Übrigens sind wohl die Komponisten diejenigen, die durchschnittlich wohl am längsten an ihren Schaffenskrisen zu knabbern haben. Verdi komponierte ganze 10 Jahre keine Oper, Rachmaninow litt unter schweren Depressionen und Selbstzweifeln, wurde schließlich unter Hypnose behandelt und widmete sein nächstes komponiertes Konzert nach der „Heilung“ anschließend seinem Arzt zum Dank.

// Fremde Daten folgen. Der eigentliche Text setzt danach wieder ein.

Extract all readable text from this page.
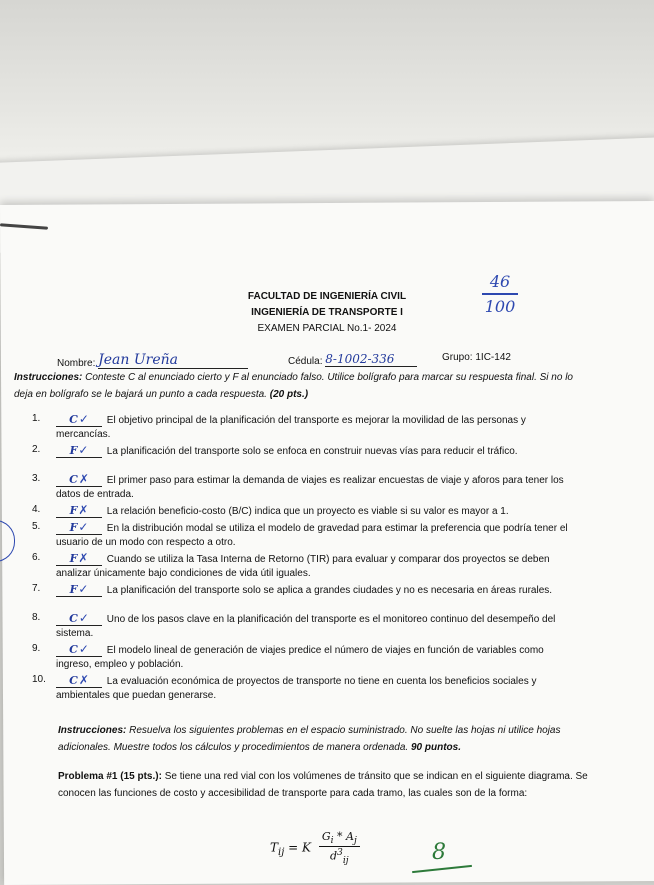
FACULTAD DE INGENIERÍA CIVIL
INGENIERÍA DE TRANSPORTE I
EXAMEN PARCIAL No.1- 2024
46
100
Nombre: Jean Ureña	Cédula: 8-1002-336	Grupo: 1IC-142
Instrucciones: Conteste C al enunciado cierto y F al enunciado falso. Utilice bolígrafo para marcar su respuesta final. Si no lo deja en bolígrafo se le bajará un punto a cada respuesta. (20 pts.)
1.	C✓ El objetivo principal de la planificación del transporte es mejorar la movilidad de las personas y mercancías.
2.	F✓ La planificación del transporte solo se enfoca en construir nuevas vías para reducir el tráfico.
3.	C✗ El primer paso para estimar la demanda de viajes es realizar encuestas de viaje y aforos para tener los datos de entrada.
4.	F✗ La relación beneficio-costo (B/C) indica que un proyecto es viable si su valor es mayor a 1.
5.	F✓ En la distribución modal se utiliza el modelo de gravedad para estimar la preferencia que podría tener el usuario de un modo con respecto a otro.
6.	F✗ Cuando se utiliza la Tasa Interna de Retorno (TIR) para evaluar y comparar dos proyectos se deben analizar únicamente bajo condiciones de vida útil iguales.
7.	F✓ La planificación del transporte solo se aplica a grandes ciudades y no es necesaria en áreas rurales.
8.	C✓ Uno de los pasos clave en la planificación del transporte es el monitoreo continuo del desempeño del sistema.
9.	C✓ El modelo lineal de generación de viajes predice el número de viajes en función de variables como ingreso, empleo y población.
10. C✗ La evaluación económica de proyectos de transporte no tiene en cuenta los beneficios sociales y ambientales que puedan generarse.
Instrucciones: Resuelva los siguientes problemas en el espacio suministrado. No suelte las hojas ni utilice hojas adicionales. Muestre todos los cálculos y procedimientos de manera ordenada. 90 puntos.
Problema #1 (15 pts.): Se tiene una red vial con los volúmenes de tránsito que se indican en el siguiente diagrama. Se conocen las funciones de costo y accesibilidad de transporte para cada tramo, las cuales son de la forma:
$T_{ij} = K \frac{G_i * A_j}{d^3_{ij}}$	8
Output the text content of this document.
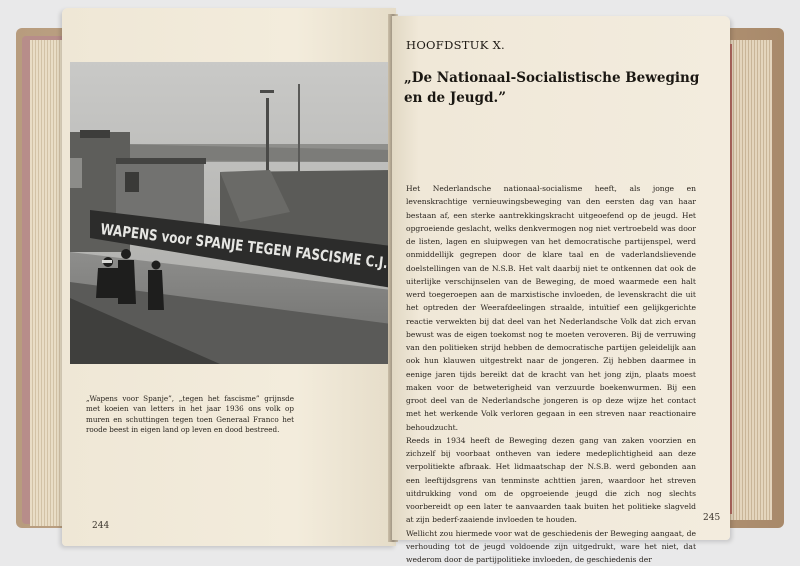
WAPENS voor SPANJE TEGEN FASCISME C.J.T.
„Wapens voor Spanje”, „tegen het fascisme” grijnsde met koeien van letters in het jaar 1936 ons volk op muren en schuttingen tegen toen Generaal Franco het roode beest in eigen land op leven en dood bestreed.
244
HOOFDSTUK X.
„De Nationaal-Socialistische Beweging
en de Jeugd.”

Het Nederlandsche nationaal-socialisme heeft, als jonge en levenskrachtige vernieuwingsbeweging van den eersten dag van haar bestaan af, een sterke aantrekkingskracht uitgeoefend op de jeugd. Het opgroeiende geslacht, welks denkvermogen nog niet vertroebeld was door de listen, lagen en sluipwegen van het democratische partijenspel, werd onmiddellijk gegrepen door de klare taal en de vaderlandslievende doelstellingen van de N.S.B. Het valt daarbij niet te ontkennen dat ook de uiterlijke verschijnselen van de Beweging, de moed waarmede een halt werd toegeroepen aan de marxistische invloeden, de levenskracht die uit het optreden der Weerafdeelingen straalde, intuïtief een gelijkgerichte reactie verwekten bij dat deel van het Nederlandsche Volk dat zich ervan bewust was de eigen toekomst nog te moeten veroveren. Bij de verruwing van den politieken strijd hebben de democratische partijen geleidelijk aan ook hun klauwen uitgestrekt naar de jongeren. Zij hebben daarmee in eenige jaren tijds bereikt dat de kracht van het jong zijn, plaats moest maken voor de betweterigheid van verzuurde boekenwurmen. Bij een groot deel van de Nederlandsche jongeren is op deze wijze het contact met het werkende Volk verloren gegaan in een streven naar reactionaire behoudzucht.

Reeds in 1934 heeft de Beweging dezen gang van zaken voorzien en zichzelf bij voorbaat ontheven van iedere medeplichtigheid aan deze verpolitiekte afbraak. Het lidmaatschap der N.S.B. werd gebonden aan een leeftijdsgrens van tenminste achttien jaren, waardoor het streven uitdrukking vond om de opgroeiende jeugd die zich nog slechts voorbereidt op een later te aanvaarden taak buiten het politieke slagveld at zijn bederf-zaaiende invloeden te houden.

Wellicht zou hiermede voor wat de geschiedenis der Beweging aangaat, de verhouding tot de jeugd voldoende zijn uitgedrukt, ware het niet, dat wederom door de partijpolitieke invloeden, de geschiedenis der

245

Auch Gustav Mahler suchte wegen einer Schaffensphase Sigmund Freud auf (das Treffen ist übrigens historisch belegt, auch wenn der Film dazu „Mahler auf der Couch“ womöglich zur Wahrheit einiges dazu gedichtet hat…). Diese Liste könnte man übrigens beliebig weiterführen, aber das sprengt heute den Rahmen meines Artikels. 

Zum Leben eines Musiker gehören eben Höhen und Tiefen, mal sind wir wie im Flow und alles läuft immer besser und mal eben nicht.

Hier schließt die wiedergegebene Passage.